The scholarship was through the Office of Undergraduate Research and awarded up to $10,000 to one female student in their sophomore year who created a project that they were passionate about. Chance applied her sophomore year and was awarded the scholarship to start the documentary her junior year.
“I decided to focus primarily on housing insecurity and homelessness because when I came to UConn I did not have stable housing when I was outside of UConn, I was kind of staying on people’s couch going from house to house when I could,” Chance said.
Chance said she wanted to do more with her passion for homelessness and housing insecurity, and her BOLD advisor proposed the idea to do a networking event for the college community. She expressed that she wanted examine the intersection of art and social justice even though she had never had the opportunity to get behind a camera before.

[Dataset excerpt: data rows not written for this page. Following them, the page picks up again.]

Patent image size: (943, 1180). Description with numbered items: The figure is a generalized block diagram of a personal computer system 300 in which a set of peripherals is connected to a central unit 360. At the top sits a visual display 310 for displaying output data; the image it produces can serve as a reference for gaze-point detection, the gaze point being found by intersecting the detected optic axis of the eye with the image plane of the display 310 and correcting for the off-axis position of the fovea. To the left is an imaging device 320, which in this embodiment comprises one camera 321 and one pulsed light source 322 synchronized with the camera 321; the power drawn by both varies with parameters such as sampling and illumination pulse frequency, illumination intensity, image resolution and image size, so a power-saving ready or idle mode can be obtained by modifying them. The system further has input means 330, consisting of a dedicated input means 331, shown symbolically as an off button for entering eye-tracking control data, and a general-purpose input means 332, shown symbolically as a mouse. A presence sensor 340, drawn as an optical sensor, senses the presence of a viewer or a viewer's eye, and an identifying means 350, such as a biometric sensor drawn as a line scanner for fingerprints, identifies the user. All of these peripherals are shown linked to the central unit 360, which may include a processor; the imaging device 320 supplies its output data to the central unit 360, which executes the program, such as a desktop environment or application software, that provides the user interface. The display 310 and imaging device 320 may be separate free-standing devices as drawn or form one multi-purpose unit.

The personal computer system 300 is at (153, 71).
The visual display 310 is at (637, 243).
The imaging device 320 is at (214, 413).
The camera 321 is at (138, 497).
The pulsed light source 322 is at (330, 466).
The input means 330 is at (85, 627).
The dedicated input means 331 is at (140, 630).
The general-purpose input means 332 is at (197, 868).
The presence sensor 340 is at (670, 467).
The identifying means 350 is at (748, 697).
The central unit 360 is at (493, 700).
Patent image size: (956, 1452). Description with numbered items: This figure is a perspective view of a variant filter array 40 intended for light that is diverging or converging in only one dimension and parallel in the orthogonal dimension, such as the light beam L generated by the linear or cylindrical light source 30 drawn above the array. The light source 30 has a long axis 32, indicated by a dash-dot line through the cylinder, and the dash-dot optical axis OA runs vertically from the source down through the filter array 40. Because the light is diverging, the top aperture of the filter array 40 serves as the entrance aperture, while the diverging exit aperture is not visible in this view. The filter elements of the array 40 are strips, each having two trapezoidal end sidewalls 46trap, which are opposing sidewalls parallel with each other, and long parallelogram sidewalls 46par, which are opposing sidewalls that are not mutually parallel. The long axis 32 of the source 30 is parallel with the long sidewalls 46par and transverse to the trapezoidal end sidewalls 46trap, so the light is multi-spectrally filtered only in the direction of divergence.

“What if I created a documentary that interviews people that graduated from UConn or are currently going to UConn that face housing insecurity and homeless and recorded those interviews and then create a storyline for it,” Chance said.
Chance said her documentary series was broken up into 10-minute-long episodes based on interviews she conducted. She said she has also created a magazine called Housing (IN) Justice that is meant to transcribe the interviews so people can read them at their own pace.
“This documentary showing — this event where we get to see people and their real reactions in real time — is definitely going to open up some conversation about homelessness in college,” Chance said.
On Nov. 6 at 5 p.m., there will be a public screening of Chance’s documentary at the Dodd Center for Human Rights. The event is surrounding the development of the series as a whole and a Q&A session for the audience to engage with Chance. She said she wants people to ask questions and feel curious and have a welcoming space for people to experience emotions of the speakers in the documentary, as well as ask questions about homelessness.